House Republicans, including Lavielle, Wilms, and Wood highlighted some of the structural change in the concession package as “steps in the right direction” that they supported, but denied the notion that the deal solved Connecticut’s fiscal crisis and indicated it could lead to funding cuts and tax increases in the future.
“Connecticut taxpayers have now seen where the priorities of the legislative majority truly lie: we are facing a $5.1 billion deficit over the next two years, one month into the fiscal year we still don’t have a budget, people are suffering due to deep service cuts, and yet we spent an entire day discussing a contract with state employee unions,” said Rep. Lavielle. “The labor contract the House approved does not go far enough in achieving the savings our state desperately needs, and while it includes a few small steps on reforms that I’ve advocated for, the job is only half-done. I fear that this deal clears the way for continued future tax increases and cuts to essential services. Because it locks in the current, unaffordable union contract, every legislator who votes in favor of this deal bears responsibility for every single tax increase and service cut Connecticut residents may have to bear for the ten years until the contract expires.”
“Where we are today is a result of choices that were made by our predecessors, and we have to live with the choice they made, just like our successors will have to live with the choices we make now,” said Rep. Wilms. “I am disappointed with the choice the majority party made yesterday, because it was not the right choice for Connecticut. This SEBAC agreement does not get the job done and locks in costs for ten more years. Our successors will have to pay for this choice.”
“There are certainly some good pieces to the union agreement changes, but it fails to achieve the kind of needed savings to make a dent in this enormous $5.1 billion deficit,” said Rep. Wood. “We need to bring the expensive benefit system set up for state employees more in line with the private sector. Without significant structural changes, we will be right back where we are very soon.”
No action was taken Monday on passing a two-year budget for Connecticut. House Republicans’ attempts to call their fully-vetted, no tax-increase budget proposal for a vote were rebuffed by majority Democrats. Their first attempt took place in the form of a proposed rules change, the second in the form of an amendment to the union agreement.

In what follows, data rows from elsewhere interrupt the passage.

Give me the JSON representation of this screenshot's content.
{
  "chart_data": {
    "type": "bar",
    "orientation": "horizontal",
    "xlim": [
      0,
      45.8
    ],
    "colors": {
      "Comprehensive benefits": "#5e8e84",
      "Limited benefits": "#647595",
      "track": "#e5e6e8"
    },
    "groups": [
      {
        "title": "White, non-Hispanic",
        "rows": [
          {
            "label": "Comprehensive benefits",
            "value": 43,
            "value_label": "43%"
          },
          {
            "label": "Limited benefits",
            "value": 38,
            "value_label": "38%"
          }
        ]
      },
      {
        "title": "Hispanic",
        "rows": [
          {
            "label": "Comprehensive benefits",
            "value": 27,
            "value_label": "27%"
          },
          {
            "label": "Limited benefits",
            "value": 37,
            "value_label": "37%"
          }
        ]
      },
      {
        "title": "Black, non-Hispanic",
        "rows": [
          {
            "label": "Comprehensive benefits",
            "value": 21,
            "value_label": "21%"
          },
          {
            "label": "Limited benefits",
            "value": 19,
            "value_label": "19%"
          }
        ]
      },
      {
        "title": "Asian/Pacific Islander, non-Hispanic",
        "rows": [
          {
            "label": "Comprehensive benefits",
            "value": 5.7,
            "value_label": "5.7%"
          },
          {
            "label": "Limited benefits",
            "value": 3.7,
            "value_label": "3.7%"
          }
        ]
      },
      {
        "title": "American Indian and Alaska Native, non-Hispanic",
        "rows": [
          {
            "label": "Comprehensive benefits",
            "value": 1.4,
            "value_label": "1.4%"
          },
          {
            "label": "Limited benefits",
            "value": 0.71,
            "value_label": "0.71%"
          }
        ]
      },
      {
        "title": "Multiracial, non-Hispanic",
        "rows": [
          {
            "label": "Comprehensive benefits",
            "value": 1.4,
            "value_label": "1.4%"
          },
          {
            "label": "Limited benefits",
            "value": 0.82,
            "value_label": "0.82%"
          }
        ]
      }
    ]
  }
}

“All day we were told by majority leadership that this labor agreement was the only option for the state, despite the fact that House Republicans have been asking for a vote on our balanced, no tax-increase budget since April,” said Rep. Lavielle. “This is not fair to the people of Connecticut, who deserve fair and open consideration of every viable budget option. It is unconscionable for the state to go this long without a two-year budget in place, and not voting on one is unacceptable. I will continue to advocate for taxpayers and to push for a vote on our budget regardless of what the majority party may do to block it.”
“We have tried on multiple occasions to bring our House Republican budget up for a vote,” said Rep. Wood. “Unfortunately, the Democrats have used their narrow majority to prevent us from even bringing it up for a debate. It is deeply troubling to me that, especially in the absence of any budget proposal from Democrats, that they refuse to even discuss our budget package and debate it on its merits. We have been prepared to do that since April.”